This work addresses the semantic-structural inconsistency and error propagation arising from static unidirectional fusion between large language models (LLMs) and graph neural networks (GNNs) on heterophilous graphs. To this end, we propose a bidirectional co-evolution framework that models graph structure and semantic embeddings as dynamically mutually reinforcing latent variables. Through Gauss–Seidel alternating optimization, the framework establishes cyclic feedback: the GNN guides the LLM via soft prompts, while the LLM constructs a dynamic semantic graph to reconstruct the GNN’s input. We introduce a novel conflict-aware contrastive loss to align high-order topological boundaries, design an adaptive node gating mechanism to fuse static and learnable structures, and propose an uncertainty-gated consistency strategy for metacognitive alignment. Experiments demonstrate that our method achieves an average accuracy gain of 9.07% and a 7.19% improvement in F1 score on public benchmarks.
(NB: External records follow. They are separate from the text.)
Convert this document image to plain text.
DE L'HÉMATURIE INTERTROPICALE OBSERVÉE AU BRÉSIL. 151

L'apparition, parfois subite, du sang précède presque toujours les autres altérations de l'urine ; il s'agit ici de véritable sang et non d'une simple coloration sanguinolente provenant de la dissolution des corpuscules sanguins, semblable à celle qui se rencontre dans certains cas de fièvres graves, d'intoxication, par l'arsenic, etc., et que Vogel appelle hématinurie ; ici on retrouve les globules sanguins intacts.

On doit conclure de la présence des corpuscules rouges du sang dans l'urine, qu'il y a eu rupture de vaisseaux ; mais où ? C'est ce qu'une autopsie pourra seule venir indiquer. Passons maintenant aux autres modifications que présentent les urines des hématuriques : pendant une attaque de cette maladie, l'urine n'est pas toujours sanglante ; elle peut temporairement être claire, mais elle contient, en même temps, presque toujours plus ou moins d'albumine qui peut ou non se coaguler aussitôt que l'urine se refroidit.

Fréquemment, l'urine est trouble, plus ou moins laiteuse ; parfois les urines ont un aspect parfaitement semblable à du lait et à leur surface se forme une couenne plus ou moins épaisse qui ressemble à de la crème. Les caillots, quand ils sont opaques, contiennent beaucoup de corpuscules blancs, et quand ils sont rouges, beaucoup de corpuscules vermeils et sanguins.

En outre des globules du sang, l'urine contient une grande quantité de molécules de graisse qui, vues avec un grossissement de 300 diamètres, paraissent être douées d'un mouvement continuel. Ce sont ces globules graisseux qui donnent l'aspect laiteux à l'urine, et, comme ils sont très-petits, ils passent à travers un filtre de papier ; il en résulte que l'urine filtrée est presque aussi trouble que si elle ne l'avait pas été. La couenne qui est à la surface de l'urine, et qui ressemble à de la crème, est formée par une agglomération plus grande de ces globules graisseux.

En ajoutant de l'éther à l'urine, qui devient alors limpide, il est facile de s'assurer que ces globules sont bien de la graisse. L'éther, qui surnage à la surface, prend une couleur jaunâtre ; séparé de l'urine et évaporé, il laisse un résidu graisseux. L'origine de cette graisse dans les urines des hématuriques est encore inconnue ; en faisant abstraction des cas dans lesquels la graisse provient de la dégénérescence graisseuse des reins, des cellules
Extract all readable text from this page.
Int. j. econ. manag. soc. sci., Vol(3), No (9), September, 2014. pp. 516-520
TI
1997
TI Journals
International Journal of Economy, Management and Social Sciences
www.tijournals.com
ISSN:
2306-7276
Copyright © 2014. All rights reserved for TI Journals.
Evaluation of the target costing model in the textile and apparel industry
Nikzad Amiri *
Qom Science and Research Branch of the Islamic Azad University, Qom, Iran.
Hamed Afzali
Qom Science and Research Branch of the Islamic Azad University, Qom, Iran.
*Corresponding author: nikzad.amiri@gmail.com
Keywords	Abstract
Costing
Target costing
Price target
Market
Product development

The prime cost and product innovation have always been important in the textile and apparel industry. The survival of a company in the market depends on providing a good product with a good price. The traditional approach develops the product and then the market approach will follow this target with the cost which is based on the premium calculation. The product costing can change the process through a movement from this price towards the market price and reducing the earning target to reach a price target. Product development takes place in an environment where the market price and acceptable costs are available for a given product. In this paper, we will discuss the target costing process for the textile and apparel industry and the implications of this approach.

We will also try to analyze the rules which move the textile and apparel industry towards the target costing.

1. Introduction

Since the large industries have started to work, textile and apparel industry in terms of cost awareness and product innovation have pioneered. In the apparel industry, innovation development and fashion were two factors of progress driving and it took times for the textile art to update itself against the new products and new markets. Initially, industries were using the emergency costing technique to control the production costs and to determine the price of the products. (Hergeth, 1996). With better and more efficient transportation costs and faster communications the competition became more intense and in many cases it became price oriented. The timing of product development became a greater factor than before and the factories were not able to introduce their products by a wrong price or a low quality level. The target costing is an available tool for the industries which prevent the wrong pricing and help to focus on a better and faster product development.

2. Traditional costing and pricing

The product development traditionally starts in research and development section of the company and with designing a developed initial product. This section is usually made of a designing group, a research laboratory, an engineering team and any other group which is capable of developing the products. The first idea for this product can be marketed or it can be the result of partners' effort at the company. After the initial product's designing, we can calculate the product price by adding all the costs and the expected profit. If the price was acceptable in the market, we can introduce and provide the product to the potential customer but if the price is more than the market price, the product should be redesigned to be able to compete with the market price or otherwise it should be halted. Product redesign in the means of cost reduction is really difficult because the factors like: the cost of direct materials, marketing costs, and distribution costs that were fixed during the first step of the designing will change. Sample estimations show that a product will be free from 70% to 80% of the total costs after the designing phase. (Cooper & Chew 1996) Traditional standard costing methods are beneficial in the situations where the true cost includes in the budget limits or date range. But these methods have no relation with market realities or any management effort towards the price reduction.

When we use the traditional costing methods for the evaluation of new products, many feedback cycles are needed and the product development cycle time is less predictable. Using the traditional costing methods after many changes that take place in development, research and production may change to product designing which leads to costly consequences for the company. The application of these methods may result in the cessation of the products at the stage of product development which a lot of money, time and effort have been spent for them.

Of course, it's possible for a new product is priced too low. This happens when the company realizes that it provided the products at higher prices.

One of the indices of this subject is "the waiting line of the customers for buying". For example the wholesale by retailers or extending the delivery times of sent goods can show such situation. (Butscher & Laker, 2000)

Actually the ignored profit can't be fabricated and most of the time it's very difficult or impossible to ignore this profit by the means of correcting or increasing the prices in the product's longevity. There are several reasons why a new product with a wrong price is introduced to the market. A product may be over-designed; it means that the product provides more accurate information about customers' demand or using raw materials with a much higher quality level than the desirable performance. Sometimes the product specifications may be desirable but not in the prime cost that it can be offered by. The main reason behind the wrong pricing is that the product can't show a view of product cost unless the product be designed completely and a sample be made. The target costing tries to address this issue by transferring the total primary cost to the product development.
The integration of Large Language Models (LLMs) and Graph Neural Networks (GNNs) promises to unify semantic understanding with structural reasoning, yet existing methods typically rely on static, unidirectional pipelines. These approaches suffer from fundamental limitations: (1) Bidirectional Error Propagation, where semantic hallucinations in LLMs or structural noise in GNNs permanently poison the downstream modality without opportunity for recourse; (2) Semantic-Structural Dissonance, particularly in heterophilous settings where textual similarity contradicts topological reality; (3) a Blind Leading the Blind phenomenon, where indiscriminate alignment forces models to mirror each other's mistakes regardless of uncertainty. To address these challenges, we propose CO-EVOLVE, a dual-view co-evolution framework that treats graph topology and semantic embeddings as dynamic, mutually reinforcing latent variables. By employing a Gauss-Seidel alternating optimization strategy, our framework establishes a cyclic feedback loop: the GNN injects structural context as Soft Prompts to guide the LLM, while the LLM constructs favorable Dynamic Semantic Graphs to rewire the GNN. We introduce three key innovations to stabilize this evolution: (1) a Hard-Structure Conflict-Aware Contrastive Loss that warps the semantic manifold to respect high-order topological boundaries; (2) an Adaptive Node Gating Mechanism that dynamically fuses static and learnable structures to recover missing links; (3) an Uncertainty-Gated Consistency strategy that enables meta-cognitive alignment, ensuring models only learn from the confident view. Finally, an Entropy-Aware Adaptive Fusion integrates predictions during inference. Extensive experiments on public benchmarks demonstrate that CO-EVOLVE significantly outperforms state-of-the-art baselines, achieving average improvements of 9.07% in Accuracy and 7.19% in F1-score.